5G cellular evolution and smart cities

by Glenn Laxdal

The power of connectivity is transforming all industries and forward-thinking cities.

This digital transformation is driving the next generation of wireless access—5G—targeting commercial availability around 2020. Just as 4G/LTE technology enabled the explosion of smartphones, mobile applications, and mobile commerce, the evolution to 5G will enable rapidly growing, diverse services for both human and machine communications.

Since 5G builds on licensed 4G/LTE, benefits for low-power IoT devices will begin as early as 2017.

According to Ericsson, over the next five years: Traffic volumes on cellular networks will be multiplied 1,000 times, and 100 times more devices will require connectivity.

The evolution to 5G will spur innovation, making cities more livable, secure, efficient, and responsive to citizens’ needs.

To support the diversity needed, 5G will include network slicing, which will enable connectivity services that are highly scalable and programmable in terms of:

  • Speed levels
  • Capacity
  • Coverage
  • Security
  • Reliability
  • Availability
  • Latency
  • Efficiency

Traditional cellular networks and their one-size-fits-all approach will adapt with new 5G frequencies to support thousands of scenarios, many different device types, and varying application requirements.

Characteristics of 5G technology that deliver city benefits include:

  • Broadband everywhere – 5G offers better coverage and performance outdoors and in buildings (e.g., crowded urban areas, stadiums,  convention centers, public transportation, and subways).
  • Reliable speed – In seconds, consumers can download a full-length high-definition movie, police can upload or download high-definition video, and TV reporters can stream remote, real-time broadcasts. These speeds will rival fixed fiber, allowing wireless to reliably reach places too cost-prohibitive to deploy fiber today.
  • Adaptive – Future communication networks will be programmable to best support applications’ needs, whether they’re highly encrypted financial transactions or a low-priority signal from a connected trash bin when it is full.
  • Energy efficient – Battery life for low-power IoT devices will reach up to 10 years, reducing the maintenance and battery replacement costs.
  • Responsive or real time – By reducing the response time or latency in the network to 1 millisecond, equipment like cranes and excavators can be remotely operated and roadways may achieve three times the current capacity through platooning. Combining real-time communications with the speed and capacity for video, remote healthcare services for unserved or underserved citizens can become a reality.
  • Combining wireless networks – Short-range, unlicensed wireless networks (e.g., Wi-Fi, RF-Mesh, ZigBee, and Z-wave) often create application silos. Through integration gateways, licensed and unlicensed wireless networks can be managed as a single network with a common set of rules or policies. Handoff between these networks will be seamless, whether it is a smartphone or a city bus pulling into the terminal.
  • Quality of experience – 5G culminates into greater reliability, improving the overall experience for the person or the machine.

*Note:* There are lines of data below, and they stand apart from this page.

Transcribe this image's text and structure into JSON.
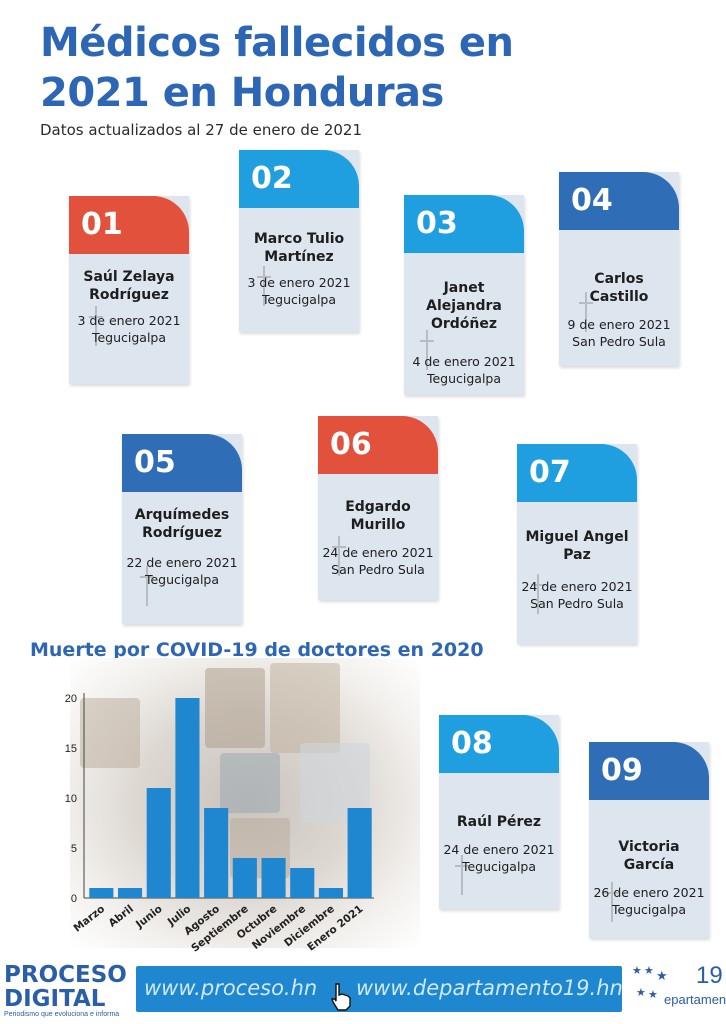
{
  "title_line1": "Médicos fallecidos en",
  "title_line2": "2021 en Honduras",
  "subtitle": "Datos actualizados al 27 de enero de 2021",
  "cards": [
    {
      "number": "01",
      "name": "Saúl Zelaya Rodríguez",
      "date": "3 de enero 2021",
      "city": "Tegucigalpa",
      "color": "#e2513c"
    },
    {
      "number": "02",
      "name": "Marco Tulio Martínez",
      "date": "3 de enero 2021",
      "city": "Tegucigalpa",
      "color": "#1f9ee0"
    },
    {
      "number": "03",
      "name": "Janet Alejandra Ordóñez",
      "date": "4 de enero 2021",
      "city": "Tegucigalpa",
      "color": "#1f9ee0"
    },
    {
      "number": "04",
      "name": "Carlos Castillo",
      "date": "9 de enero 2021",
      "city": "San Pedro Sula",
      "color": "#2f6db6"
    },
    {
      "number": "05",
      "name": "Arquímedes Rodríguez",
      "date": "22 de enero 2021",
      "city": "Tegucigalpa",
      "color": "#2f6db6"
    },
    {
      "number": "06",
      "name": "Edgardo Murillo",
      "date": "24 de enero 2021",
      "city": "San Pedro Sula",
      "color": "#e2513c"
    },
    {
      "number": "07",
      "name": "Miguel Angel Paz",
      "date": "24 de enero 2021",
      "city": "San Pedro Sula",
      "color": "#1f9ee0"
    },
    {
      "number": "08",
      "name": "Raúl Pérez",
      "date": "24 de enero 2021",
      "city": "Tegucigalpa",
      "color": "#1f9ee0"
    },
    {
      "number": "09",
      "name": "Victoria García",
      "date": "26 de enero 2021",
      "city": "Tegucigalpa",
      "color": "#2f6db6"
    }
  ],
  "chart_data": {
    "type": "bar",
    "title": "Muerte por COVID-19 de doctores en 2020",
    "categories": [
      "Marzo",
      "Abril",
      "Junio",
      "Julio",
      "Agosto",
      "Septiembre",
      "Octubre",
      "Noviembre",
      "Diciembre",
      "Enero 2021"
    ],
    "values": [
      1,
      1,
      11,
      20,
      9,
      4,
      4,
      3,
      1,
      9
    ],
    "ylim": [
      0,
      20
    ],
    "yticks": [
      0,
      5,
      10,
      15,
      20
    ],
    "grid": false,
    "bar_color": "#1e87cf"
  },
  "footer": {
    "logo_line1": "PROCESO",
    "logo_line2": "DIGITAL",
    "logo_tagline": "Periodismo que evoluciona e informa",
    "url1": "www.proceso.hn",
    "url2": "www.departamento19.hn",
    "dept_number": "19",
    "dept_name": "epartamento"
  },
  "icons": [
    "cross-icon",
    "cursor-hand-icon",
    "star-icon"
  ]
}
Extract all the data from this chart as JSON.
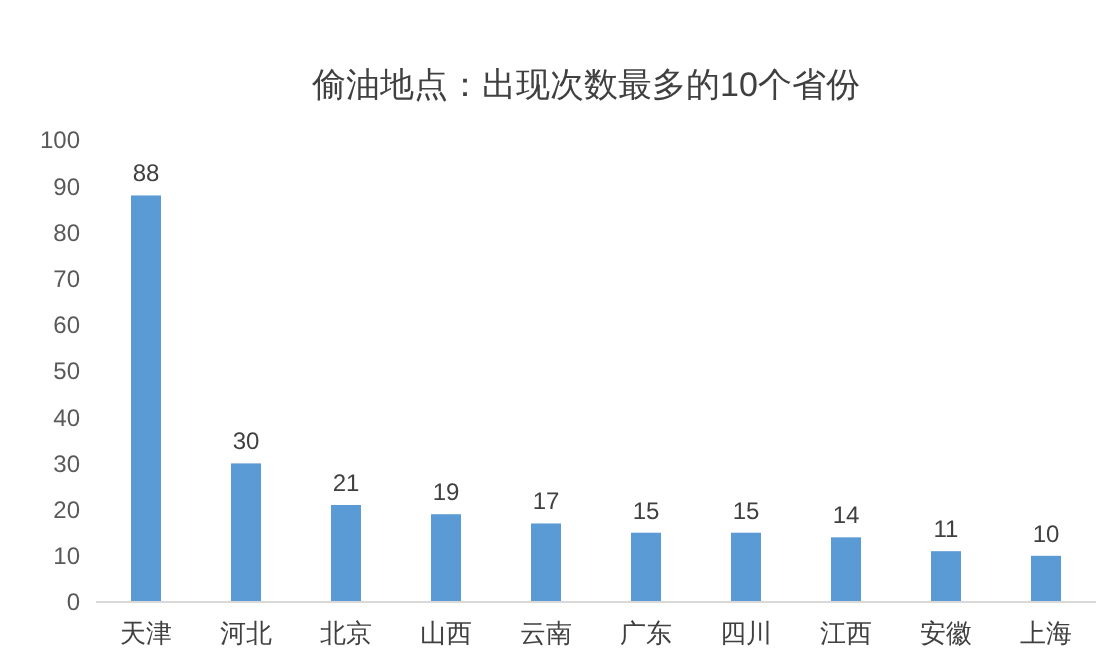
{
  "chart_data": {
    "type": "bar",
    "title": "偷油地点：出现次数最多的10个省份",
    "categories": [
      "天津",
      "河北",
      "北京",
      "山西",
      "云南",
      "广东",
      "四川",
      "江西",
      "安徽",
      "上海"
    ],
    "values": [
      88,
      30,
      21,
      19,
      17,
      15,
      15,
      14,
      11,
      10
    ],
    "color": "#5b9bd5",
    "ylim": [
      0,
      100
    ],
    "yticks": [
      0,
      10,
      20,
      30,
      40,
      50,
      60,
      70,
      80,
      90,
      100
    ],
    "grid": false,
    "data_labels": true
  }
}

These 5G characteristics will spur growth in uses for wearables, augmented or virtual reality, remote collaboration, artificial intelligence, and much more. While commercial availability for evolved 5G is expected in 2020, test beds are starting in 2016.

AT&T and Ericsson are working together to help set the stage for widespread commercial and mobile adoption of 5G, and smart cities solutions will be a key beneficiary of this next-generation technology.